Kommunikationsstrategen wirken dagegen unheimlich, wenn sie an den Wirkungsschrauben von Kommunikation mit bestem Wissen und scheinbar bezahltem Gewissen zu drehen beginnen.

Noch eine Zwischenbemerkung: Auch in unserer Branche selbst hadern viele mit dieser Rolle. Ausgebrannte Aussteiger begründen ihren Frust oft mit mangelnder Arbeits-Identifikation. Klar, niemand kann (und darf) für eine Marke arbeiten, deren Existenzberechtigung er nicht anerkennt. Er würde zudem einen schlechten Job machen. Aber genug davon.

Bevor ich zum wesentlichen Punkt komme, noch das dramatische, vorläufige Ende unserer Heldengeschichte:

JVM nahm die Heldenabsage respektvoll an – und schaltete sie ganzseitig in der Bildzeitung mit dem Zusatz: „Bild bedankt sich bei Judith Holofernes für ihre ehrliche und unentgeltliche Meinung”. Und um alles noch ein Stück höher zu schrauben, veröffentlicht Bild in der selben Ausgabe ein ganzseitiges taz-Interview mit Judith Holofernes (das sie Bild niemals gegeben hätte), zu dem sie als unfreiwilliges Bild-Testimonial nur mehr hilflos anmerkte: “Interessant, dass sich die taz dafür zur Verfügung stellt.“ Eine selten dichte und grandiose PR Story mit vielen wunderbaren Nebenbühnen (so wurde beispielsweise eine gefakte Hassantwort von JVM unrecherchiert von „Qualitätsmedien“ wie auch dem Standard u.a. übernommen. Nur der Horizont fragte nach …)

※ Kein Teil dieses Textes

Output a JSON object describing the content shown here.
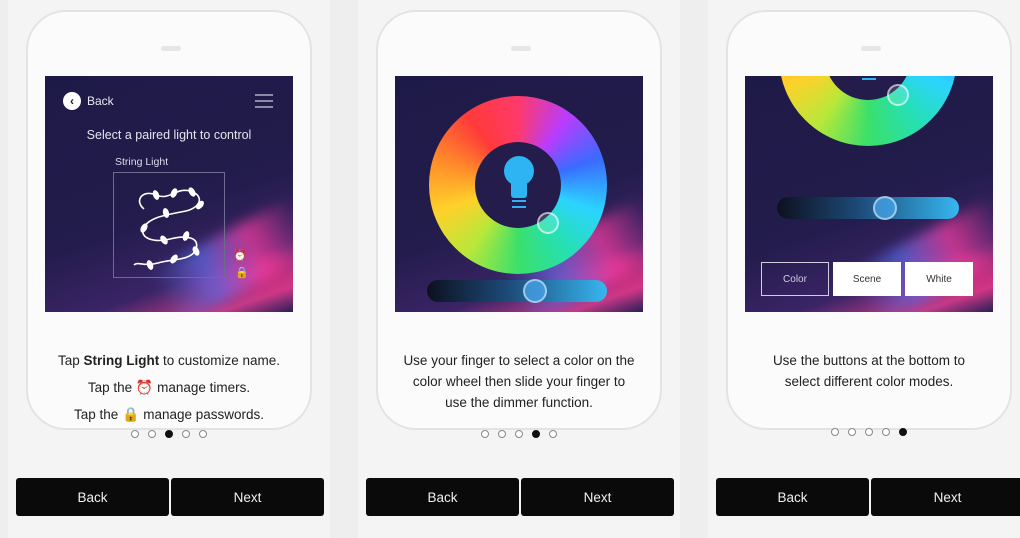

Was ist da alles passiert?

Unter dem Strich ist es eine Erfolgsgeschichte auf allen Seiten und für alle beteiligten Marken. Allen voran für Bild und JVM. Aber auch für „Wir sind Helden“: Ihr Brief wird in ganz Deutschland diskutiert und die Band verdrängte kurz sogar Gaddafi & Co als mächtigste Blog-Schlagzeilen.

Was nicht so funktionierte wie beabsichtigt, war die Öffentlichkeitsverweigerung für die „Bildzeitung“ und das moralische Anschütten von Zeitung und Agentur seitens der Helden. Die Schlagwucht des Angreifers wurde wie von einem erfahrenen Karatekämpfer in einen Gegenschlag umgelenkt. Die Helden fühlen sich zwar trotzdem als Sieger, doch hat die Bildzeitung von der Geschichte zweifellos mindestens so stark profitiert. Warum? Wie kann jemand profitieren, der so angeschüttet wird?

Er kann das nur, wenn die Kommunikationsstrategie stimmt. Wenn diese mit einer Kraft arbeitet, der Schmutzkübel nichts anhaben können. Was um Himmels willen kann diese Kraft im Kampf der sympathisch kritischen Helden gegen die schundige Bildzeitung sein? Es ist die Pressefreiheit.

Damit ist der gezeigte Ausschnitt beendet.